Just finished my deck and installed the Trex Rainescape waterproof system. Planning on wiring it up and finishing it with come cedar ceiling planks. Since this setup is waterproof, do I need to use any conduit for the wiring or will the wet-rated wire through the joists be sufficient to meet code?
3 Answers
If this is outside in any fashion, it's considered a wet zone, even if the area is totally dry. A deck with Trex is no different from a standard wood deck in that regard.

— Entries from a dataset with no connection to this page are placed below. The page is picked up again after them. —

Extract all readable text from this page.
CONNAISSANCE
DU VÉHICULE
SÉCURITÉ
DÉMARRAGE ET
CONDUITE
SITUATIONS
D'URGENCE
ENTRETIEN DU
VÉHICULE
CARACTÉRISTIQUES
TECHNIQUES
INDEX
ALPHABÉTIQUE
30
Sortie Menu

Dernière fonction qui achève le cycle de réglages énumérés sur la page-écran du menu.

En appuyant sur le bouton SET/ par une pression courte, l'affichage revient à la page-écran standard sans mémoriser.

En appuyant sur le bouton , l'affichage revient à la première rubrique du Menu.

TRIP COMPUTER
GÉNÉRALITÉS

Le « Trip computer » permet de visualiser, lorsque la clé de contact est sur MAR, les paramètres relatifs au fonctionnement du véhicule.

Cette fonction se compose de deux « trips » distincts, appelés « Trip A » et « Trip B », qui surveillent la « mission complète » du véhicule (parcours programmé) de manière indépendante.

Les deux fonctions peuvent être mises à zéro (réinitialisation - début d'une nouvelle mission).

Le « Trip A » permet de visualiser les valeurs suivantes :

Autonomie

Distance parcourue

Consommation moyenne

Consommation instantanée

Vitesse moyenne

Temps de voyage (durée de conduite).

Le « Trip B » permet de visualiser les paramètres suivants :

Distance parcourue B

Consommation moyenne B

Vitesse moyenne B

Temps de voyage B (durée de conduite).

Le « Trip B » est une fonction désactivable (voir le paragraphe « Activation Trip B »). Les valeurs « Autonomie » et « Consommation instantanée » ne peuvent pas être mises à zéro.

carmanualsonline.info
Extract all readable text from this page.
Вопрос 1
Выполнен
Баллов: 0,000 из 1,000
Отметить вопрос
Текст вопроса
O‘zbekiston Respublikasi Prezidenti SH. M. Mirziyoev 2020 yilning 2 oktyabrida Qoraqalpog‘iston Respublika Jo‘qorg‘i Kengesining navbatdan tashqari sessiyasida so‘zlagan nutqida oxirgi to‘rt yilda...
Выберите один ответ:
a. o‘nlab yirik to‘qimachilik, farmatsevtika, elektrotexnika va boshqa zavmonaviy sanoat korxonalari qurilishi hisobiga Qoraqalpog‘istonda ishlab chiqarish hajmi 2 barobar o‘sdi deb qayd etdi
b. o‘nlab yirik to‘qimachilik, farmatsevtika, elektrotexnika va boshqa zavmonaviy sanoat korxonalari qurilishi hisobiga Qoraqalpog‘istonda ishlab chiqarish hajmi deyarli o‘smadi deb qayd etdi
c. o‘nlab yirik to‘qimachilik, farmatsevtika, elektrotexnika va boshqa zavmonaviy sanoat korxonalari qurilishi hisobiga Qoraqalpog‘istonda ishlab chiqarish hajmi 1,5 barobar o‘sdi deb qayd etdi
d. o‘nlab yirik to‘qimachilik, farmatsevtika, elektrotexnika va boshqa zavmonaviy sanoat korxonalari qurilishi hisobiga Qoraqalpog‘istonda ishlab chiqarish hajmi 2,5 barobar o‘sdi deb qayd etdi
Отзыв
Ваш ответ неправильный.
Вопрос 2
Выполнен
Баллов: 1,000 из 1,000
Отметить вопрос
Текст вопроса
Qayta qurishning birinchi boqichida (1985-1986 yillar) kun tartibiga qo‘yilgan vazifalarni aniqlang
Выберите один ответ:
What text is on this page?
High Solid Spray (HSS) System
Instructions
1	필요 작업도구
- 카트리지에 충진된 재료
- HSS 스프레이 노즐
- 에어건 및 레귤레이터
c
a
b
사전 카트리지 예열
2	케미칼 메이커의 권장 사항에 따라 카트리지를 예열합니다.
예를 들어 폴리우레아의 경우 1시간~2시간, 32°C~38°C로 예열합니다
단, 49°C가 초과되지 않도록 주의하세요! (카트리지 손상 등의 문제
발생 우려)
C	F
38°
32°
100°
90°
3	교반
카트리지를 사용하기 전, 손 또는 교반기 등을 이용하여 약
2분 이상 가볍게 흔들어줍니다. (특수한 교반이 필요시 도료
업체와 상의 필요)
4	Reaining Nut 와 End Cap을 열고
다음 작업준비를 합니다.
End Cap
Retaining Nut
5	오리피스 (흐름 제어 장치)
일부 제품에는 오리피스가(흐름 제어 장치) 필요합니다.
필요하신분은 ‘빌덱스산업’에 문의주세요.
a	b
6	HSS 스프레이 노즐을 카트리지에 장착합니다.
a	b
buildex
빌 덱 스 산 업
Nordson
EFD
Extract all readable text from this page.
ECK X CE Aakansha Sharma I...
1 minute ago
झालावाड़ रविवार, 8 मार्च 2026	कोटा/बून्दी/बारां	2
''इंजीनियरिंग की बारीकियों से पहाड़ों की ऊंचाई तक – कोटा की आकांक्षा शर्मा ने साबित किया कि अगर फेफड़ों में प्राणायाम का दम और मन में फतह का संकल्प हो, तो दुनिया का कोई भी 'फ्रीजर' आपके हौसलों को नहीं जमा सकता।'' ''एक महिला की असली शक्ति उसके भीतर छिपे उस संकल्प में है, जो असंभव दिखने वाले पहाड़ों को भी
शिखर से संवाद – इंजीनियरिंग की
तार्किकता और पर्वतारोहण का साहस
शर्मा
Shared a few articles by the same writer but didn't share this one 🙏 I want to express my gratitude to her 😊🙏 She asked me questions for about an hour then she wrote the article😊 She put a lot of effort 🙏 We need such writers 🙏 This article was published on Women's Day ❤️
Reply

Generally speaking, conduit is seldom not a good idea for any exposed cables. You can then dispense with the UF cables and run THHN/THWN in the conduit (saves some money to offset the conduit). The other benefit is you can directly connect the conduit to your exterior metal boxes.
UF cable can work, but it's not as well protected. The risk is it gets damaged and you have to replace a whole run.
- 26,498
- 8
- 44
- 100
Wire is not allowed without conduit. All exterior conduit is defined as wet. All wire in exterior conduit must be wet-rated. It usually is wet, from condensate if nothing else. A "waterproof deck" would make no difference at all to that.
Wet-rated cables are allowed without conduit, whether or not there's a "waterproof system" above them.
- 235,314
- 11
- 293
- 637
Be more concerned about rodents nibbling. They love the shelter of decking, and even if not living there, will visit for the odd meal - of plastic. Conduit will supply the necessary protection from that, so the waterproofing comes second - in my book.